Les figures historiques de la télévision française investissent YouTube, entre réhabilitation de leurs archives et création de contenus inédits. Tandis que Thierry Ardisson, Mireille Dumas ou Évelyne Thomas redonnent vie à leurs émissions culte, d'autres, comme Claire Chazal ou Élise Lucet, adoptent les codes du numérique pour séduire une nouvelle audience.
La frontière entre la télévision traditionnelle et le numérique n'a jamais été aussi floue. Alors que YouTube continue de s'imposer comme une plateforme incontournable pour les nouvelles générations, un mouvement inverse s'opère : des figures emblématiques de l'âge d'or du petit écran y trouvent un second souffle. Il faut dire que l'audiovisuel français est en pleine mutation. Selon l'Observatoire de l'équipement de l'Arcom, les moins de 35 ans utilisent désormais autant leur téléviseur pour regarder YouTube que pour suivre des programmes télévisés traditionnels, brouillant ainsi les frontières entre ces deux univers.

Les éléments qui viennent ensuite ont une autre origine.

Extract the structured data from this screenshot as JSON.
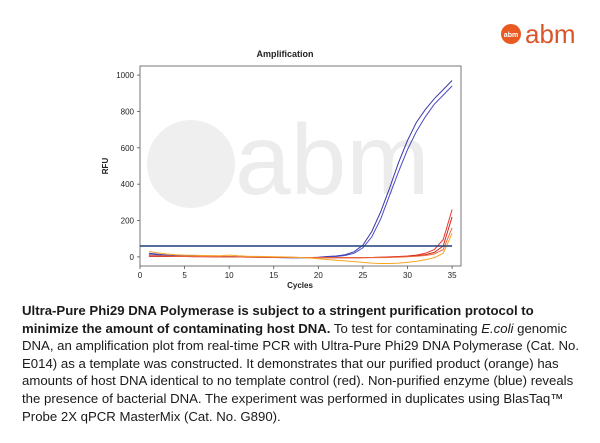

Continuer d'occuper l'espace
Les smartphones, devenus le deuxième écran incontournable des foyers français, permettent quant à eux d'emmener partout ce qui relevait autrefois du salon familial. YouTube, avec sa bibliothèque infinie et ses algorithmes de recommandation, s'impose comme une extension naturelle de la télévision, réinventant ses codes tout en redessinant ses usages. La migration des grandes figures télévisuelles vers la plateforme californienne s'inscrit d'abord dans une logique de préservation et de valorisation d'un patrimoine audiovisuel souvent menacé par l'oubli. En lançant Arditube, Thierry Ardisson a ouvert la voie dès 2020 en proposant une vaste collection de ses archives, en partenariat avec l'Institut national de l'audiovisuel, permettant ainsi de préserver des décennies d'émissions marquantes. Il n'est pas le seul à avoir pris cette initiative : Mireille Dumas a relancé les entretiens intimistes de Bas les masques, Évelyne Thomas a redonné vie à son emblématique émission C'est mon choix, et Antoine de Maximy a mis en ligne les aventures de J'irai dormir chez vous. Ces contenus, déjà diffusés et rentabilisés à l'époque de leur production, trouvent sur YouTube une seconde vie, générant une nouvelle source de revenus grâce à la monétisation des vidéos, tout en occupant un espace qui aurait sinon été accaparé par des comptes parallèles ou pirates. En effet, sans l'intervention directe des ayants droit, ces archives finissent souvent par circuler illégalement sur YouTube ou TikTok, où elles continuent d'alimenter l'intérêt des internautes.
Réinventer les codes
Si certains animateurs se contentent d'exhumer leurs archives sur YouTube, d'autres font le pari audacieux de réinventer leur image en adoptant les codes du numérique, parfois à mille lieues des formats qui les ont rendus célèbres. Claire Chazal, figure iconique du journal télévisé, s'est ainsi lancée dans une série d'entretiens culturels mensuels, un format taillé pour les amateurs d'art et de grandes figures intellectuelles, mais présenté avec une sobriété qui tranche avec le cadre solennel de la télévision. Jamy Gourmaud, déjà perçu comme un précurseur de la vulgarisation avant l'ère YouTube grâce à C'est pas sorcier, s'est pleinement intégré à l'écosystème numérique avec une chaîne qui cumule près de 2 millions d'abonnés, séduisant une nouvelle génération avide de science accessible et ludique. Mais c'est Élise Lucet qui incarne peut-être le mieux cette hybridation des formats : avec Dérush, la star de l'investigation s'essaie à un exercice de réaction, un genre popularisé par les vidéastes du web, tout en y injectant la rigueur et la pugnacité qui ont fait sa réputation. Avec 1,4 million de vues pour le premier épisode et des milliers de commentaires saluant sa capacité à s'adapter aux codes du numérique tout en restant fidèle à son style, le succès fut au rendez-vous. Ces initiatives ne se contentent pas de singer les formats du web : elles témoignent d'une volonté de créer un dialogue entre deux générations et deux univers médiatiques.